# Federal Racketeering Lawsuit Stuns HSUS "It's Payback Time"



## BigBirdVA (Nov 5, 2002)

Looks like their little game backfired on them this time. 

Story here: http://www.consumerfreedom.com/news_detail.cfm/h/4111-federal-racketeering-lawsuit-stuns-hsus




> You may have missed our New Year’s Eve exposé covering the dismissal of a federal lawsuit pushed by a consortium of animal rights groups that included the deceptive Humane Society of the United States (HSUS). The groups alleged that Feld Entertainment (the parent company of the Ringling Bros. and Barnum & Bailey Circus) mistreated elephants in violation of the Endangered Species Act, but in December a judge tossed out the lawsuit. Now the plot thickens: The circus is suing HSUS, two HSUS lawyers, and a number of other animal rights organizations under the Racketeer Influenced and Corrupt Organizations (RICO) Act. (The lawsuit is exclusively available at HumaneWatch.org.)
> 
> The original animal rights lawsuit, filed more than nine years ago, was based on information provided by a former Ringling elephant “barn helper” named Tom Rider.
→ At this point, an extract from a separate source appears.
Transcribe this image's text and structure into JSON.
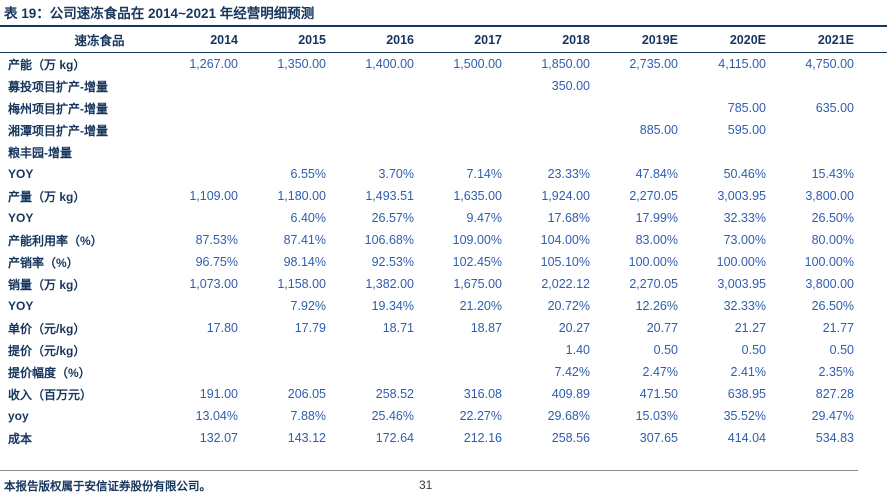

After Rider left his circus job, he was paid by animal rights groups to testify about the supposedly “bad” treatment of elephants there. In all, the original lawsuit’s plaintiffs paid Rider more than $190,000—his sole source of income for years—while the litigation made its way through the court system.
> 
> ...


----------



## MarksExtra (Feb 20, 2010)

wow.


----------



## shotdown1227 (Jun 28, 2008)

*ttt*

Sweetttttt!!!


----------



## BLFD1 (Nov 20, 2009)

It's about time! A lot of government crooks are going to be found out, now that Obama has sparked the fire of the American people. Hopefully he goes down with 'em.


----------